For instance, greed -- and its modern-day significant other, consumerism. The financial collapse that marks its first anniversary today is one large "told you so" for a church that has often been a lonely voice against the American ethos summed up on the bumper sticker: "The one who dies with the most toys wins."

Sunday's Los Angeles Times presented a bracing look at how we have changed in the past 12 months. The report explores the possibility that Southern Californians may soon turn their back on ever-bigger houses that sit at the end of ever-longer drives from where we work.

In a bit of new-style irrational exuberance, experts quoted say we may even begin to look for homes near mass transportation. Walter Maloney, head of the National Association of Realtors, calls it "a return to basics."

My wife and I spent a few months last year house-hunting in the Los Angeles market, and "basic" is the last word we would have used.
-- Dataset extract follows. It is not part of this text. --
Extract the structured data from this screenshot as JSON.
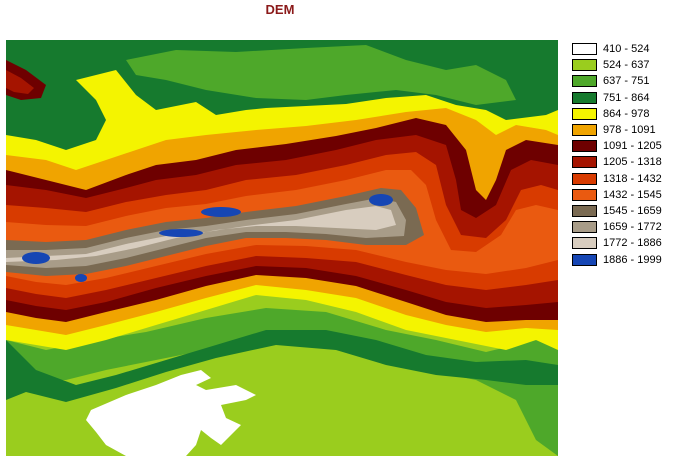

We went to one open house after another, where four-or-five thousand square foot homes crowded onto tiny lots, and loomed over more modest structures that had the poor luck to be built before 2004. The new homes were filled with sudden "must-haves": dual laundry rooms (one upstairs, another downstairs), separate wine refrigerators, industrial-strength stoves with a dozen burners, and master bathrooms the size of my childhood home.

The price for these houses nudged up against $2 million. Let's be clear: this was not Beverly Hills or Brentwood or Malibu. These were "typical" close-in suburban areas, filled with families.
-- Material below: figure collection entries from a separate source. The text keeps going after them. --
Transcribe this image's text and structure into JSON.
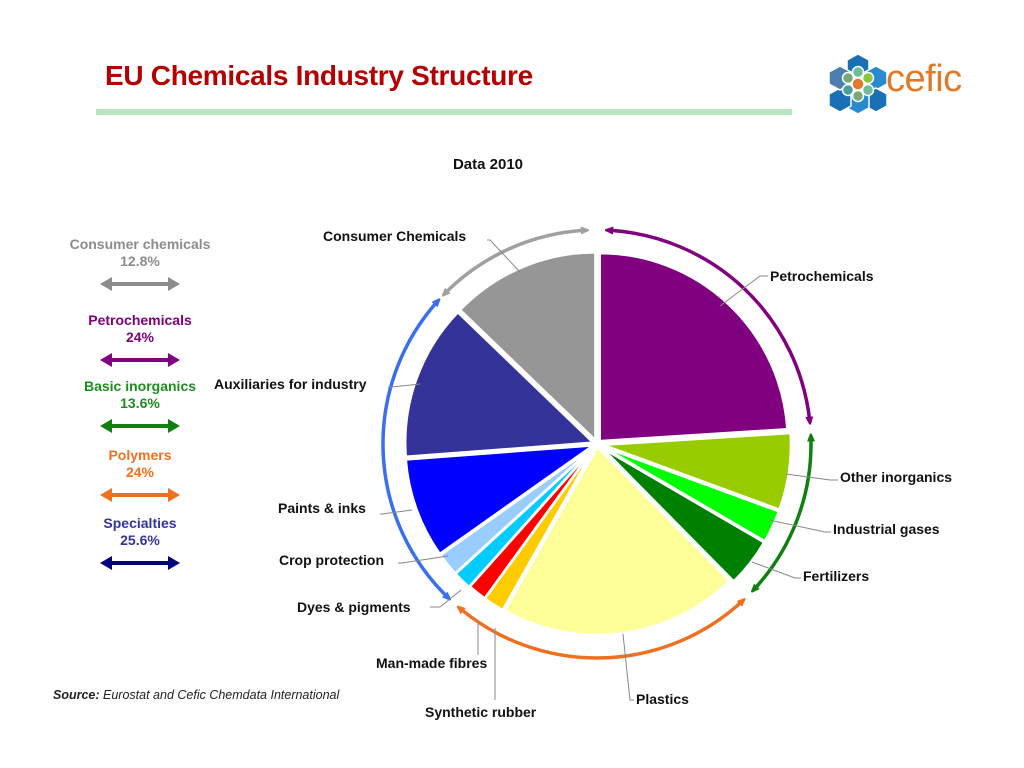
{
  "header": {
    "title": "EU Chemicals Industry Structure",
    "logo_text": "cefic",
    "title_color": "#b40000",
    "rule_color": "#b8e4c0"
  },
  "chart_data": {
    "type": "pie",
    "title": "Data 2010",
    "unit": "%",
    "start_angle_deg": 0,
    "direction": "clockwise",
    "slices": [
      {
        "label": "Petrochemicals",
        "group": "Petrochemicals",
        "value": 24.0,
        "color": "#800080"
      },
      {
        "label": "Other inorganics",
        "group": "Basic inorganics",
        "value": 6.6,
        "color": "#99cc00"
      },
      {
        "label": "Industrial gases",
        "group": "Basic inorganics",
        "value": 2.8,
        "color": "#00ff00"
      },
      {
        "label": "Fertilizers",
        "group": "Basic inorganics",
        "value": 4.2,
        "color": "#008000"
      },
      {
        "label": "Plastics",
        "group": "Polymers",
        "value": 20.6,
        "color": "#ffff99"
      },
      {
        "label": "Synthetic rubber",
        "group": "Polymers",
        "value": 1.8,
        "color": "#ffcc00"
      },
      {
        "label": "Man-made fibres",
        "group": "Polymers",
        "value": 1.6,
        "color": "#ff0000"
      },
      {
        "label": "Dyes & pigments",
        "group": "Specialties",
        "value": 1.6,
        "color": "#00ccff"
      },
      {
        "label": "Crop protection",
        "group": "Specialties",
        "value": 2.0,
        "color": "#99ccff"
      },
      {
        "label": "Paints & inks",
        "group": "Specialties",
        "value": 8.6,
        "color": "#0000ff"
      },
      {
        "label": "Auxiliaries for industry",
        "group": "Specialties",
        "value": 13.4,
        "color": "#333399"
      },
      {
        "label": "Consumer Chemicals",
        "group": "Consumer chemicals",
        "value": 12.8,
        "color": "#969696"
      }
    ],
    "groups": [
      {
        "name": "Consumer chemicals",
        "value": 12.8,
        "value_label": "12.8%",
        "color": "#8c8c8c",
        "arrow_color": "#8c8c8c"
      },
      {
        "name": "Petrochemicals",
        "value": 24,
        "value_label": "24%",
        "color": "#800080",
        "arrow_color": "#800080"
      },
      {
        "name": "Basic inorganics",
        "value": 13.6,
        "value_label": "13.6%",
        "color": "#1e8c1e",
        "arrow_color": "#108010"
      },
      {
        "name": "Polymers",
        "value": 24,
        "value_label": "24%",
        "color": "#f07020",
        "arrow_color": "#f07020"
      },
      {
        "name": "Specialties",
        "value": 25.6,
        "value_label": "25.6%",
        "color": "#333399",
        "arrow_color": "#000080"
      }
    ],
    "legend_position": "left"
  },
  "source": {
    "prefix": "Source:",
    "text": " Eurostat and Cefic Chemdata International"
  }
}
To afford all these new necessities, everyone stopped saving and no one seemed to care. In 2005, Business Week reported the U.S. household savings rate was 0.9 percent, and worried that it might still be too high.

No need to worry, apparently: by early 2006, The New York Times noted that the household savings rate had actually fallen below zero -- but now at least some eyebrows were being raised; a few experts warned a "comeuppance" was due.
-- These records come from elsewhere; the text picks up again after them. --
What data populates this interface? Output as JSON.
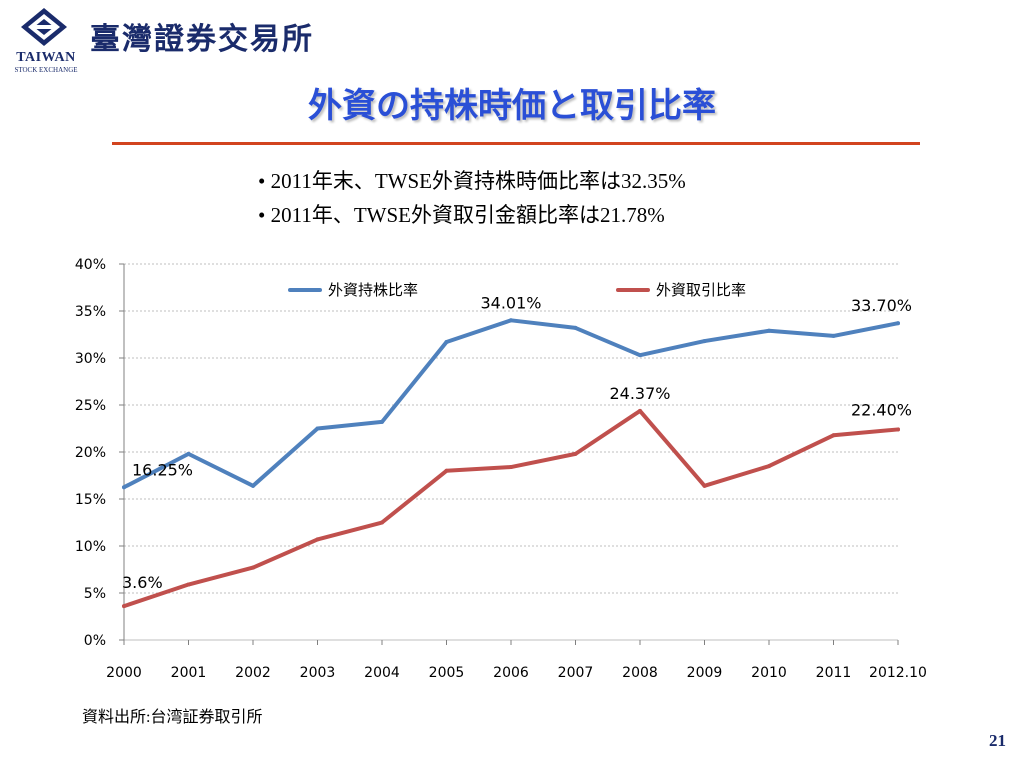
{
  "header": {
    "logo_en": "TAIWAN",
    "logo_sub": "STOCK EXCHANGE",
    "brand_cn": "臺灣證券交易所"
  },
  "slide": {
    "title": "外資の持株時価と取引比率",
    "bullets": [
      "• 2011年末、TWSE外資持株時価比率は32.35%",
      "• 2011年、TWSE外資取引金額比率は21.78%"
    ],
    "source": "資料出所:台湾証券取引所",
    "page_number": "21"
  },
  "chart_data": {
    "type": "line",
    "categories": [
      "2000",
      "2001",
      "2002",
      "2003",
      "2004",
      "2005",
      "2006",
      "2007",
      "2008",
      "2009",
      "2010",
      "2011",
      "2012.10"
    ],
    "ylim": [
      0,
      40
    ],
    "yticks": [
      "0%",
      "5%",
      "10%",
      "15%",
      "20%",
      "25%",
      "30%",
      "35%",
      "40%"
    ],
    "grid": true,
    "legend_position": "top",
    "series": [
      {
        "name": "外資持株比率",
        "color": "#4f81bd",
        "values": [
          16.25,
          19.8,
          16.4,
          22.5,
          23.2,
          31.7,
          34.01,
          33.2,
          30.3,
          31.8,
          32.9,
          32.35,
          33.7
        ]
      },
      {
        "name": "外資取引比率",
        "color": "#c0504d",
        "values": [
          3.6,
          5.9,
          7.7,
          10.7,
          12.5,
          18.0,
          18.4,
          19.8,
          24.37,
          16.4,
          18.5,
          21.78,
          22.4
        ]
      }
    ],
    "annotations": [
      {
        "series": 0,
        "index": 0,
        "text": "16.25%"
      },
      {
        "series": 0,
        "index": 6,
        "text": "34.01%"
      },
      {
        "series": 0,
        "index": 12,
        "text": "33.70%"
      },
      {
        "series": 1,
        "index": 0,
        "text": "3.6%"
      },
      {
        "series": 1,
        "index": 8,
        "text": "24.37%"
      },
      {
        "series": 1,
        "index": 12,
        "text": "22.40%"
      }
    ]
  }
}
Well, yes. As the anniversary of that comeuppance is marked, the church has no time to gloat. Here in Southern California, Catholic social services and volunteer groups are overwhelmed by families hunting for the new "must-haves." Not his-and-her walk-in closets or SUVs that seat a whole soccer team -- but food, shelter, medicine and education.

In the end, church social teaching has long noted, things don't set you free, they trap you. Two-thousand years, and you figure that kind of stuff out.